Enda chuckled. "We will see how long that lasts. Meantime, there will be time for the people back at Joris's Used Ship Heaven to make some commcalls."
"Warning every other founder's in the area that there are a couple of hot ones coming."
"And what we are looking for. We have just saved ourselves some time, I think."
At first Gabriel was not so sure. The next lot was almost identical to the first one except that its ships
were older, and the woman who came out to meet them was in a slightly tidier coverall. The main problem from Gabriel's point of view was that almost all those ships were too small. Some of them had been runabouts, just pleasure craft, and while they were drive-capable, they either weren't roomy enough or well enough shielded. It was much on Gabriel's mind that stars with good asteroid belts had a tendency to flare. The nearest good mining system, Corrivale, had problems of this kind. A ship without enough shielding would
cook all its contents during a flare. Your remains would be sterile, but that would be all that could be said for them.

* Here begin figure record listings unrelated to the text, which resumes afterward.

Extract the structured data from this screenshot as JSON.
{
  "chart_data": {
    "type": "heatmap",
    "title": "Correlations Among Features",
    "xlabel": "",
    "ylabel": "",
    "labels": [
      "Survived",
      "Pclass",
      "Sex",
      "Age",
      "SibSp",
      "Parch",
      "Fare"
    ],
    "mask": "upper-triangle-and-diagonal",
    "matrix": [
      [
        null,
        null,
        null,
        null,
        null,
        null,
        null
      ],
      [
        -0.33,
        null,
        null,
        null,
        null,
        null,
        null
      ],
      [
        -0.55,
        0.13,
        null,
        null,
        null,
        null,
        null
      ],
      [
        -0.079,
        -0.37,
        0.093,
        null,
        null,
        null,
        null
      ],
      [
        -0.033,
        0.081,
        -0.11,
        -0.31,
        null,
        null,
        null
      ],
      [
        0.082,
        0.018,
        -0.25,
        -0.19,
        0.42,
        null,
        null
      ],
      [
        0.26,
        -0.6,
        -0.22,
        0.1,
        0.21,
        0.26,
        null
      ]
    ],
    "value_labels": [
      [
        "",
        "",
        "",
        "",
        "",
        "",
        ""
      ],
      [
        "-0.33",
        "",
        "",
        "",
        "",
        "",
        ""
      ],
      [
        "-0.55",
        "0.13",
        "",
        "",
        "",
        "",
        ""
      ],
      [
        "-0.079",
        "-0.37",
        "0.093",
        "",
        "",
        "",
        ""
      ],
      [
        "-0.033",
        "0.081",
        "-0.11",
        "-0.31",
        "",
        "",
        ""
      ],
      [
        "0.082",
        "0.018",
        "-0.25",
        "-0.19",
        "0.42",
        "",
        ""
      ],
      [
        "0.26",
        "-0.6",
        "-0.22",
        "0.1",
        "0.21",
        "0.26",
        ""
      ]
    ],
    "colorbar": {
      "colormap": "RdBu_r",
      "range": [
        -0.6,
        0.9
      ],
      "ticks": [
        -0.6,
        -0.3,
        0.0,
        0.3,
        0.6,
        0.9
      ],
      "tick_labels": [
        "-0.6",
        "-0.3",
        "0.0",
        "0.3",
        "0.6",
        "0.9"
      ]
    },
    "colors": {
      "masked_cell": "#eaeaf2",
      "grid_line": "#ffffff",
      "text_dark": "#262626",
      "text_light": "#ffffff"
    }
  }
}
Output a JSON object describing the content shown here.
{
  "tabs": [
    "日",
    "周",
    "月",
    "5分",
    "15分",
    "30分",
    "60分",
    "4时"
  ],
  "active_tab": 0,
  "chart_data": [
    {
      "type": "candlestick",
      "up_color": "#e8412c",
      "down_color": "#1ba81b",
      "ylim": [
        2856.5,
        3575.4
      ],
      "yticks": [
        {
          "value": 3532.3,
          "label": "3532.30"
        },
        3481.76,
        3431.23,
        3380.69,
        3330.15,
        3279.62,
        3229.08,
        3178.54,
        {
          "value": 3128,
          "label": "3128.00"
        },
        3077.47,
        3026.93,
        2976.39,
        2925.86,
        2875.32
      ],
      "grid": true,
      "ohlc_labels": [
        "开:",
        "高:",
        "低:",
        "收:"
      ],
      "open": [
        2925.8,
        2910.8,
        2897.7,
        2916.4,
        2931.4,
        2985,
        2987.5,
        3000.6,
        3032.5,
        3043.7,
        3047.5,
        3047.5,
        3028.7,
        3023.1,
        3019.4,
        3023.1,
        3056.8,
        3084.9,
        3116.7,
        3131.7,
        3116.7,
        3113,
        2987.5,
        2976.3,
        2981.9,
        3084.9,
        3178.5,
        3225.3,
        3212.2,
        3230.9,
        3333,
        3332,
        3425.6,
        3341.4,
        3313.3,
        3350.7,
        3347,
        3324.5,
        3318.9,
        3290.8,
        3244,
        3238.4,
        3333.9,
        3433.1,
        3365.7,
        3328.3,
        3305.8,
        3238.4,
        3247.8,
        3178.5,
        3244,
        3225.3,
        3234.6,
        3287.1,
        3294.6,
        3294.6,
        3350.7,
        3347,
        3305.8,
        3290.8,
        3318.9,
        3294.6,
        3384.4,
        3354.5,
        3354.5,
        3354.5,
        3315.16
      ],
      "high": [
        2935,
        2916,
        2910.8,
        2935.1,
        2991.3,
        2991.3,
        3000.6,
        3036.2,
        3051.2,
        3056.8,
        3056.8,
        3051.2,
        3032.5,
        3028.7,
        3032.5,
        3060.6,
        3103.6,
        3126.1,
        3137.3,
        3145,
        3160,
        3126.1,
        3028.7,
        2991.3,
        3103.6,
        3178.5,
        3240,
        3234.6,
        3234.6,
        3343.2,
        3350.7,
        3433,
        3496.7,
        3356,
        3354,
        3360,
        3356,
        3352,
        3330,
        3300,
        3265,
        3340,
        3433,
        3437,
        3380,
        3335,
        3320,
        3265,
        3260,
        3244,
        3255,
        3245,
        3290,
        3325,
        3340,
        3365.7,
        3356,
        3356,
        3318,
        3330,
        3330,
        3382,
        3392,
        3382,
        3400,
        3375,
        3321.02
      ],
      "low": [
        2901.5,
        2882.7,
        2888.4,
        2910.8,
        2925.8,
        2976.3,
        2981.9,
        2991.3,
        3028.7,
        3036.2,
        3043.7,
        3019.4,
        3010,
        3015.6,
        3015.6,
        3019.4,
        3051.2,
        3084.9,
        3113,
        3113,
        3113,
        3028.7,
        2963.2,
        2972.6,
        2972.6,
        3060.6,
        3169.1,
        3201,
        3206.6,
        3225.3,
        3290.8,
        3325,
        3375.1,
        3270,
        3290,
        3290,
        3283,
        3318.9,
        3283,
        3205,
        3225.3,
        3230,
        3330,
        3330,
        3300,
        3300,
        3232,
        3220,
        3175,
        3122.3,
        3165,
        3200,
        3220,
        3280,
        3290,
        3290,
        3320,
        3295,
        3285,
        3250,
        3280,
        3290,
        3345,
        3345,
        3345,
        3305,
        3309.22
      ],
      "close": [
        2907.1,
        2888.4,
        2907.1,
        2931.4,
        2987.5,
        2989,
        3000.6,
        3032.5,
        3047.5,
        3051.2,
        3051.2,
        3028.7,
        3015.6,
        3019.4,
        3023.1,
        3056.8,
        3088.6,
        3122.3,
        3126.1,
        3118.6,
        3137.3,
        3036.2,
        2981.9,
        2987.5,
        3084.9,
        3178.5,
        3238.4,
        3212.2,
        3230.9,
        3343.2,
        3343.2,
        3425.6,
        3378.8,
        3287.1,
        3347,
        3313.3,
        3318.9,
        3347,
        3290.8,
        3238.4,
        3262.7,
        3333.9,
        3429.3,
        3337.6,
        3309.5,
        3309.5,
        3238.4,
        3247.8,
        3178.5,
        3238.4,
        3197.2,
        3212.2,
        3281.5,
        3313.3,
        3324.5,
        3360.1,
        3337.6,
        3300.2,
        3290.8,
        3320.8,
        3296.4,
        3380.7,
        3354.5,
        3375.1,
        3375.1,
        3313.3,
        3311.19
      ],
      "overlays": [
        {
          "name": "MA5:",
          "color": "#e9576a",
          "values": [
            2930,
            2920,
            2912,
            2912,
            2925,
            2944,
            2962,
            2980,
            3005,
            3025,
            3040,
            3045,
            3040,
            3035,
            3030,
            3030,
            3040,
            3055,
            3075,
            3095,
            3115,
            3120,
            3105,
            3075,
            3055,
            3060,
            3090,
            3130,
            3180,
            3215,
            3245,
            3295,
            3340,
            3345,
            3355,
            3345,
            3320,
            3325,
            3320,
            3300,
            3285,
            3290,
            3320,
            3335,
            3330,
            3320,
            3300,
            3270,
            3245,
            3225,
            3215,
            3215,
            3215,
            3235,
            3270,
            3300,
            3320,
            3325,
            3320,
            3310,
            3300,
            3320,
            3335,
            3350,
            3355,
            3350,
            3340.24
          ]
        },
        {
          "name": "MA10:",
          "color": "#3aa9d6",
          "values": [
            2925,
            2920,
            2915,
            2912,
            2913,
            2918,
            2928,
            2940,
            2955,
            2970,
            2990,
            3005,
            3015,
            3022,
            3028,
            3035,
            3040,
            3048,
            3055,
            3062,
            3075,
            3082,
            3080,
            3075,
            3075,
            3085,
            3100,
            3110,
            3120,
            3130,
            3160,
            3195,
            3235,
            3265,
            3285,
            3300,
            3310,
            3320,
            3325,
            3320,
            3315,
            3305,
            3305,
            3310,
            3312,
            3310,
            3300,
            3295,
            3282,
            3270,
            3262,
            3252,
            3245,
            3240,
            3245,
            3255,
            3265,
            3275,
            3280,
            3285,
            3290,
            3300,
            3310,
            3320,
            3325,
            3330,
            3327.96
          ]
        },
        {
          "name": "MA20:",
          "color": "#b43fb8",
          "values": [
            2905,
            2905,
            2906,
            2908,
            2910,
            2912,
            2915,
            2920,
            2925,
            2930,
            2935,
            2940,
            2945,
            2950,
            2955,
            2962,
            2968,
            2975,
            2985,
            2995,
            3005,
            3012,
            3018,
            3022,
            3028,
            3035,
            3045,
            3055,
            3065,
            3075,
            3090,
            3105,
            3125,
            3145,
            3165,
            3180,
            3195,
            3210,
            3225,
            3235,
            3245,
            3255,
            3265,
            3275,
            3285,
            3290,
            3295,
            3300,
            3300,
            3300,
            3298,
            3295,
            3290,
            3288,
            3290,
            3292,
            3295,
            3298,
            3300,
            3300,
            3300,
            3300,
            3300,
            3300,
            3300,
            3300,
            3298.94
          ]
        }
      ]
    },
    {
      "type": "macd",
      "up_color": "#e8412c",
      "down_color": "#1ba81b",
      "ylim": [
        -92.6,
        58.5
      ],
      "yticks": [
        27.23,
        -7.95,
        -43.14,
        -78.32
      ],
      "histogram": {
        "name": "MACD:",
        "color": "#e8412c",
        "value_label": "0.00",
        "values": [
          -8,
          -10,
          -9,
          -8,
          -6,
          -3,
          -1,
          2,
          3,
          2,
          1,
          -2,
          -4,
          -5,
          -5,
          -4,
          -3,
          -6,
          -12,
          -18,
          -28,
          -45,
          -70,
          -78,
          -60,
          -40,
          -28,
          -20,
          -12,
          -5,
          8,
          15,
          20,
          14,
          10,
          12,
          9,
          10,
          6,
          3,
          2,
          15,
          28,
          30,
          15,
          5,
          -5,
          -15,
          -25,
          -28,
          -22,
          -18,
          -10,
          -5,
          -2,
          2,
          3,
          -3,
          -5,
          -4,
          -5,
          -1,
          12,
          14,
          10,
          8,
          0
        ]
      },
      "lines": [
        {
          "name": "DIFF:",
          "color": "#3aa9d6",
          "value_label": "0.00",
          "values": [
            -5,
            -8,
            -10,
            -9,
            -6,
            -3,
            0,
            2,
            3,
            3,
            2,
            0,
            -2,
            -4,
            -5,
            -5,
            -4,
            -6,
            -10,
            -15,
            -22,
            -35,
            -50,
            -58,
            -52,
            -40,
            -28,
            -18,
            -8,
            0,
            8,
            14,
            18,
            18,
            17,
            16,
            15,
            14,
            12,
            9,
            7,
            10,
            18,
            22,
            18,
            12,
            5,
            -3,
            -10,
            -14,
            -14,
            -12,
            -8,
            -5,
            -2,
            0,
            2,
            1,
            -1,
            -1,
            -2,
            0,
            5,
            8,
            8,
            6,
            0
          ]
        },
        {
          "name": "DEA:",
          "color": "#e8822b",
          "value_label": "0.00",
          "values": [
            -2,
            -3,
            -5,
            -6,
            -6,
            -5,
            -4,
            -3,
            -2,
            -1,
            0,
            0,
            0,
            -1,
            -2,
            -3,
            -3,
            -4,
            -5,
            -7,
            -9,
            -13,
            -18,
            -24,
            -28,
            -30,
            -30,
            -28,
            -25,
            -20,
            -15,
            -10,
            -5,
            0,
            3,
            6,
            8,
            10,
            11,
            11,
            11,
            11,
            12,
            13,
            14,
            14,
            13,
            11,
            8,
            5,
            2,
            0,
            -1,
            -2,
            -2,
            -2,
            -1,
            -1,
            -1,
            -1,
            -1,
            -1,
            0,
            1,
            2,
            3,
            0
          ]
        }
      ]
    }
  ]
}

Enda noticed the lack of shielding and the size problem, and once again they thanked the woman and moved on down the road to the next founder's yard. Rather to Gabriel's astonishment, the sun actually came out as they reached its gates. He looked up, half tantalized and half saddened by the memory of the first sight of that pale sunlight through the tall windows of the courtroom, then he shook his head and went in after Enda.
This founder's was, if anything, dirtier and more chaotic than the first two had been. But the man who came out to meet them, rather to Gabriel's surprise, was clean or cleanish. At least his coverall seemed to have been in contact with some washing surfactant in the recent past. He actually took Enda's hand, which neither of the other founders' people had when it was offered, and shook Gabriel's as well. "Heard about you," the man said. "I'm Gol Leiysin. Come in and see if we have something that fits you." They followed him into the big yard, weaving their way around the piles of conduits and scrap metal that seemed to be piled every which way with no sense or solution to it. "Spring cleaning," Leiysin said. "Don't let it frighten you."